LESSON #2: Set ground rules before a media interview -- with the reporter and your CEO.

Alberta interviewed Licht over several months. In one that has been greatly derided, he was on hand for Licht's early morning workout. Licht's trainer is also quoted in the story. On another occasion, Licht smacks his hands on a table as he mocked CNN's COVID coverage. One of CNN's comms people was on hand, but it does not appear he weighed in during these particular interactions. From a PR perspective, why? Why did the comms team allow a reporter so much unfettered access to the CEO? This isn't about Alberta. He did a great job. He interviewed Licht and CNN staff. He reported what he learned. The problem was the interview process and Licht.


Lessons learned: Perhaps the comms team prepared Licht for the interviews, but it didn't appear that way. The following steps will help you ensure your CEO is prepared for the interview and stays on message:

  1. Understand the reporter's purpose for the interview. Ask what they want to discuss and want to learn from the interview.

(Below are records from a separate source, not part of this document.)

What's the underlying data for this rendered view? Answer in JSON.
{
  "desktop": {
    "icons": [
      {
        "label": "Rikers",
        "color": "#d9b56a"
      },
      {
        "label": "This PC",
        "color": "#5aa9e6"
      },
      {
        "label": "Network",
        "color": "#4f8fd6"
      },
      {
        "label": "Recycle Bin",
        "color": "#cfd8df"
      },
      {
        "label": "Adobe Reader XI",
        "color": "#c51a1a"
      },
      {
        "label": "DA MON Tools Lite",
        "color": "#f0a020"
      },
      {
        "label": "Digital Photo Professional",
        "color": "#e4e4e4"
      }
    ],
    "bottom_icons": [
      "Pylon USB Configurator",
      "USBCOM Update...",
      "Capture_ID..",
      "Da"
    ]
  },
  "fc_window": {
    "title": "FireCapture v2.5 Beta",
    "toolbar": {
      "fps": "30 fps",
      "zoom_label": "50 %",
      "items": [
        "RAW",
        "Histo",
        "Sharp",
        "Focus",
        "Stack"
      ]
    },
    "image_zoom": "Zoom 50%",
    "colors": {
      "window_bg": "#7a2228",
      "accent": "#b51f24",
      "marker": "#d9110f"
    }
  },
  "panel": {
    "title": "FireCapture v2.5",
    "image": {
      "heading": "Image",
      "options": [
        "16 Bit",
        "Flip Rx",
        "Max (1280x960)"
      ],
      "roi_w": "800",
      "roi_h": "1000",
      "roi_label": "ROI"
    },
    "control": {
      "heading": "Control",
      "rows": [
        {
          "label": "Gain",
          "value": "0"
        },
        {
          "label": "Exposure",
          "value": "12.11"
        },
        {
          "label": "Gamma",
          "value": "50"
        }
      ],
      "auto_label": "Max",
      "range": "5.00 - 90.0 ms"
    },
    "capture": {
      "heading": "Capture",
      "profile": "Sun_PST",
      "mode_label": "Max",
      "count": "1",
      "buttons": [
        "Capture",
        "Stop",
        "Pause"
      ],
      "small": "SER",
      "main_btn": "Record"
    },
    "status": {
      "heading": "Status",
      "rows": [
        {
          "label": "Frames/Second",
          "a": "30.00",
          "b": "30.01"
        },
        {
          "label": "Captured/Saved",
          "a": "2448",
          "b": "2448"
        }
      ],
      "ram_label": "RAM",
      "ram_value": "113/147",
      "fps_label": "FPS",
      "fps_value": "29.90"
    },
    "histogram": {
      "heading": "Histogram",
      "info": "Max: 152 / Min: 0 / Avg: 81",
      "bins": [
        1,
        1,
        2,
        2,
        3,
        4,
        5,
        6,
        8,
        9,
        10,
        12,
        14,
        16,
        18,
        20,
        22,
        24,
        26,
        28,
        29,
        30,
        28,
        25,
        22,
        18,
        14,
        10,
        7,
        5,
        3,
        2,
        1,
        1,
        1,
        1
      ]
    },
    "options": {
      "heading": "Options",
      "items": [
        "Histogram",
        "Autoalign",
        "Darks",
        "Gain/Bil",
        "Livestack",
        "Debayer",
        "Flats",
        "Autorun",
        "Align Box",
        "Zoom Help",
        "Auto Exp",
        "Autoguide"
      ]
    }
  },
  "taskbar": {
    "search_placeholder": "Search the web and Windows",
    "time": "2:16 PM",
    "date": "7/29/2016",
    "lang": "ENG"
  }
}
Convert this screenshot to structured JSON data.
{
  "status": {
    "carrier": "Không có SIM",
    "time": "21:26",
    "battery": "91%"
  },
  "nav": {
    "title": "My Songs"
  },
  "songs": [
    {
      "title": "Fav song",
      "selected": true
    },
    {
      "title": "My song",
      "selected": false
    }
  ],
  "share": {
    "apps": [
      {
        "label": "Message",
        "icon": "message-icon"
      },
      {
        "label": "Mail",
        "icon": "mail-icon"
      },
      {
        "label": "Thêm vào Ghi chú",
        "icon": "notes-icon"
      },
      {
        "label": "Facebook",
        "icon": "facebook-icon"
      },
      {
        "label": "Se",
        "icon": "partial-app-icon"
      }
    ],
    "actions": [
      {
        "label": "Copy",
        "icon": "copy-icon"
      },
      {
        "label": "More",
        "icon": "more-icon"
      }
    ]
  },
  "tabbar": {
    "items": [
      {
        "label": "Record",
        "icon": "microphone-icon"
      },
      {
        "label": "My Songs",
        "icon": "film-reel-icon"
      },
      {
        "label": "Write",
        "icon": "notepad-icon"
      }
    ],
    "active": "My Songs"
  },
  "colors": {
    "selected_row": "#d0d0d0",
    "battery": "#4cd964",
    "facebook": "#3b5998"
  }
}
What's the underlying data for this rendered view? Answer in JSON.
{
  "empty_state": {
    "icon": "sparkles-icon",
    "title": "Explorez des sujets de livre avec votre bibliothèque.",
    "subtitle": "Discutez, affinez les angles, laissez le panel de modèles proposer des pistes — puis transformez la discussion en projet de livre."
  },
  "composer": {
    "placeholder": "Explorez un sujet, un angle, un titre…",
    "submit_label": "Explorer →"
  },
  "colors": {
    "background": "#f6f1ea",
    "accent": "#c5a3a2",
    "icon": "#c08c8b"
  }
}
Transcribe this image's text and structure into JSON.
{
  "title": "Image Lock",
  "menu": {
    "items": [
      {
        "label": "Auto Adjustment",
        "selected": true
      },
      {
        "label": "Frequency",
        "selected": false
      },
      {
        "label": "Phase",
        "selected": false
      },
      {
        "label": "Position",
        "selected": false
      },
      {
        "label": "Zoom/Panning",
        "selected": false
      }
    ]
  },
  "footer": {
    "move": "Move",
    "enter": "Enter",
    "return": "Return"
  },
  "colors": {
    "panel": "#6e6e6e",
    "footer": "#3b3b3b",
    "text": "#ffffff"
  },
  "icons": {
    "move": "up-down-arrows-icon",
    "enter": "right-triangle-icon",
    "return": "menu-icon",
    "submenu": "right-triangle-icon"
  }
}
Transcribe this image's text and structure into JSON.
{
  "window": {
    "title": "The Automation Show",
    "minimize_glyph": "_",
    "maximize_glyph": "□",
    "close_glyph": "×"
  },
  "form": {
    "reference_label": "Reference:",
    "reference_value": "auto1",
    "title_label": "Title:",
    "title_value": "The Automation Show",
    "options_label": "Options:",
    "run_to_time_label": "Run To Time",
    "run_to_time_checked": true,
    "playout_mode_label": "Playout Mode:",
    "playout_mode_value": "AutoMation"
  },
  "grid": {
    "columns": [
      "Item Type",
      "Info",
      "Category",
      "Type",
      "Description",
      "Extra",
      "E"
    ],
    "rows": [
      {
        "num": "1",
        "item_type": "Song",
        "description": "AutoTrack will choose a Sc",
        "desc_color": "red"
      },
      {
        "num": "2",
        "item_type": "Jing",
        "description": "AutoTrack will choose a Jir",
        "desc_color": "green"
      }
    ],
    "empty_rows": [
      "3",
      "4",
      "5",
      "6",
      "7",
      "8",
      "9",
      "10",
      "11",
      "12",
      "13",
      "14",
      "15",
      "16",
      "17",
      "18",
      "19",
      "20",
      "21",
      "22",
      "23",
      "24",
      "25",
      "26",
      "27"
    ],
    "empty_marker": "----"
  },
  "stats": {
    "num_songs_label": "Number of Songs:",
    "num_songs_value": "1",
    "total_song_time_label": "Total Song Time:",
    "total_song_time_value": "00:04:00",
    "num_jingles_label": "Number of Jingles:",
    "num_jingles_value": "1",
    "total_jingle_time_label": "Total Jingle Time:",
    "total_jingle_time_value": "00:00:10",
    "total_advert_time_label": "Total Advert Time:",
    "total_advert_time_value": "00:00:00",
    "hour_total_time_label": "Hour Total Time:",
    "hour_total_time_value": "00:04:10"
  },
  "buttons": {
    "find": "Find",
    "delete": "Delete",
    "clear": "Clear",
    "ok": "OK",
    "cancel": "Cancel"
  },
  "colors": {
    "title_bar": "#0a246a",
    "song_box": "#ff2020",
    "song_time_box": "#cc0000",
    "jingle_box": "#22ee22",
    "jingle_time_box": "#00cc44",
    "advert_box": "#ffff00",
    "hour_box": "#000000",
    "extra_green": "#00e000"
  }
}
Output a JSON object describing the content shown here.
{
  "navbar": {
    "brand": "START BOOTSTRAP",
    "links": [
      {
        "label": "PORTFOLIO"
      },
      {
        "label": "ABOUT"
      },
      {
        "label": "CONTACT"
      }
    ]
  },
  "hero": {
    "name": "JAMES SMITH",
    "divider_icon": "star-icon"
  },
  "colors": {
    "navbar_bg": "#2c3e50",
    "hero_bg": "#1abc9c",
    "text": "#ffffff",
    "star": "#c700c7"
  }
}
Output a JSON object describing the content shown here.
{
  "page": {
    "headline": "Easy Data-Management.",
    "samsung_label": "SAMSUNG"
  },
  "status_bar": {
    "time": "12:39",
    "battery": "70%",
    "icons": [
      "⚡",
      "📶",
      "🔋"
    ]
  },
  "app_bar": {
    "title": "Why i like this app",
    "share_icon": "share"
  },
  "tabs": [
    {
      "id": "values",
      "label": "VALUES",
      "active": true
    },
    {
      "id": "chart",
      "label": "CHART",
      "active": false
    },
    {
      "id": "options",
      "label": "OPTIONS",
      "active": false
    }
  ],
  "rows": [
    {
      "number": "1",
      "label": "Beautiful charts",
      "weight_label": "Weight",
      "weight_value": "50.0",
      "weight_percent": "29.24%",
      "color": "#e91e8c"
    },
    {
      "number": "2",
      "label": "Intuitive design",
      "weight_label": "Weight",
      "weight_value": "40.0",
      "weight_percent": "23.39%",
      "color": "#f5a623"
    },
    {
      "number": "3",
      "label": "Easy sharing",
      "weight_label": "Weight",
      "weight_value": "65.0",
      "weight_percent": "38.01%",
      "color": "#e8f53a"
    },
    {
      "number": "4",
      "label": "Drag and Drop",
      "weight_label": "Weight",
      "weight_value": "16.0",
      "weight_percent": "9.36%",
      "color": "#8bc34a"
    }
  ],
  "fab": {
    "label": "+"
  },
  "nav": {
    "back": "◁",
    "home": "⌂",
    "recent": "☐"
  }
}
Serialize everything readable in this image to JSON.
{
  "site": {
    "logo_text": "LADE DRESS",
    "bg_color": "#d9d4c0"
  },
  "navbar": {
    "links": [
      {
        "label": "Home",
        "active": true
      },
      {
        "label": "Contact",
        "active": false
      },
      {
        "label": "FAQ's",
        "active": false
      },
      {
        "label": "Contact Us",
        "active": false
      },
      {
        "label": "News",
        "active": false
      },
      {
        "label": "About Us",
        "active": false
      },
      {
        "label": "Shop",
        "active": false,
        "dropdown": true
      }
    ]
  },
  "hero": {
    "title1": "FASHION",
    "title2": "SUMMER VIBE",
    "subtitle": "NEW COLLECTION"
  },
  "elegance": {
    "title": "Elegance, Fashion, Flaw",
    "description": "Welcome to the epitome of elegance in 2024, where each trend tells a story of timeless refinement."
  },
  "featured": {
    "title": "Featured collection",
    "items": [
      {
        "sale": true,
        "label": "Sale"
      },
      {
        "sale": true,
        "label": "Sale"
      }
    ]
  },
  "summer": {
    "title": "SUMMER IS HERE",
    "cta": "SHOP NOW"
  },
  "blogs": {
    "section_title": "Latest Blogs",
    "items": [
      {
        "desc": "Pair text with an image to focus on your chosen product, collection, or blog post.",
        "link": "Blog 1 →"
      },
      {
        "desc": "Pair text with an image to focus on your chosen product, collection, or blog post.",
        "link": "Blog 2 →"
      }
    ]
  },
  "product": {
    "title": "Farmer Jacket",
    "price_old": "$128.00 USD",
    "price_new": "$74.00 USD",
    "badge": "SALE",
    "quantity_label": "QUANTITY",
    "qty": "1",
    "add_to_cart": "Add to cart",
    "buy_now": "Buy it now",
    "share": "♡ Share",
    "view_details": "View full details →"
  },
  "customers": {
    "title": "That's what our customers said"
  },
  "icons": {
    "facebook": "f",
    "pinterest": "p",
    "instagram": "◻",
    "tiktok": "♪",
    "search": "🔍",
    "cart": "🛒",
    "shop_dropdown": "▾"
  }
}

  2. Set parameters for the interview. Ensure interviews take place in an environment that remains professional and protects the CEO. In other words, having drinks at a bar, probably not a good idea. At the gym? Again, not a good idea. After meeting with Alberta several times, Licht became too comfortable with him. The CEO should be prepared and take the interview as seriously as they did the very first one. In interviews, everyone, including CEOs, must remember that they are speaking on behalf of the brand and its employees, as well as themselves.

  3. Set goals for the interview. Why is the CEO doing the interview? What do they hope to achieve? Outline the goals and purpose of the interview.

  4. Identify key messages and talking points. Identify key messages, talking points, and supporting examples. Licht kept telling Alberta he wanted to change the news channel, but he gave no specifics, something the reporter pointed out.

  5. Create a briefing sheet. It should include interview logistics, reporter bio, links to past articles, and information on the news outlet. The articles are so you and the CEO understand the reporter's style. The briefing sheet should also include key messages, talking points, and examples to support and illustrate the CEO's key points. Don't forget possible questions, with answers, the reporter may ask.

  6. Practice. Carve out time for the CEO to practice answering questions.

Everyone, even the best spokespeople, always prepare for interviews and conduct them armed with their purpose and their messages. Your CEO shouldn't be any different.